Meta-analysis of the included trials showed no significant difference in limb salvage or death at 30 days, six months or one year between initial surgery and initial thrombolysis. Stroke was significantly more likely to occur with initial thrombolysis at 30 days. There were eight strokes in the 640 participants receiving thrombolysis, compared to none in the 540 participants receiving initial surgery (OR 6.41; 95% CI 1.57 to 26.22). Major haemorrhage at 30 days was also more likely within the thrombolysis group, with 52/588 occurrences versus 16/482 occurrences in the surgery group (OR 2.80; 95% CI 1.70 to 4.60).
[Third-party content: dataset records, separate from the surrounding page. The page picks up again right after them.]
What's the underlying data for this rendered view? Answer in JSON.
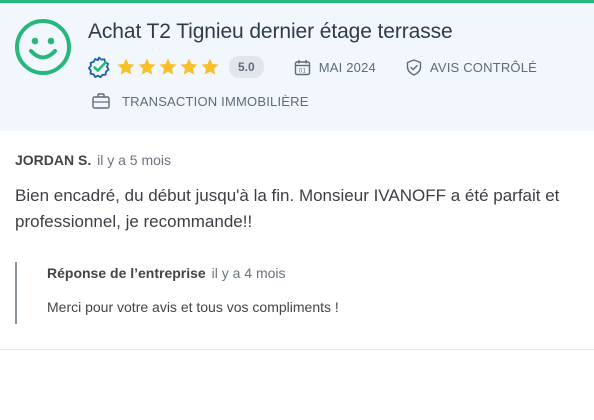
{
  "review": {
    "title": "Achat T2 Tignieu dernier étage terrasse",
    "rating": 5,
    "score_label": "5.0",
    "date": "MAI 2024",
    "verified_label": "AVIS CONTRÔLÉ",
    "category": "TRANSACTION IMMOBILIÈRE",
    "author": "JORDAN S.",
    "posted_ago": "il y a 5 mois",
    "text": "Bien encadré, du début jusqu'à la fin. Monsieur IVANOFF a été parfait et professionnel, je recommande!!"
  },
  "reply": {
    "author": "Réponse de l’entreprise",
    "posted_ago": "il y a 4 mois",
    "text": "Merci pour votre avis et tous vos compliments !"
  },
  "colors": {
    "accent_green": "#27b77b",
    "star_yellow": "#f7c02a",
    "header_bg": "#f1f7fc",
    "check_blue": "#1f5fa8"
  },
  "icons": {
    "sentiment": "smiley-icon",
    "verified": "verified-check-icon",
    "date": "calendar-icon",
    "controlled": "shield-check-icon",
    "category": "briefcase-icon"
  }
}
Distal embolization occurred in 42/340 participants receiving thrombolysis, with no reported occurrences in 338 participants undergoing initial surgery (OR 8.35; 95% CI 4.47 to 15.58).
As mentioned above concerning the STILE and Ouriel trials participants treated by initial thrombolysis may undergo a less severe degree of intervention (OR 5.37; 95% CI 3.99 to 7.22), and can expect an equivalent overall survival compared to initial surgery (OR 0.87; 95% CI 0.61 to 1.25). However, they may have a higher incidence of recurrent or ongoing limb ischaemia, major haemorrhage or stroke.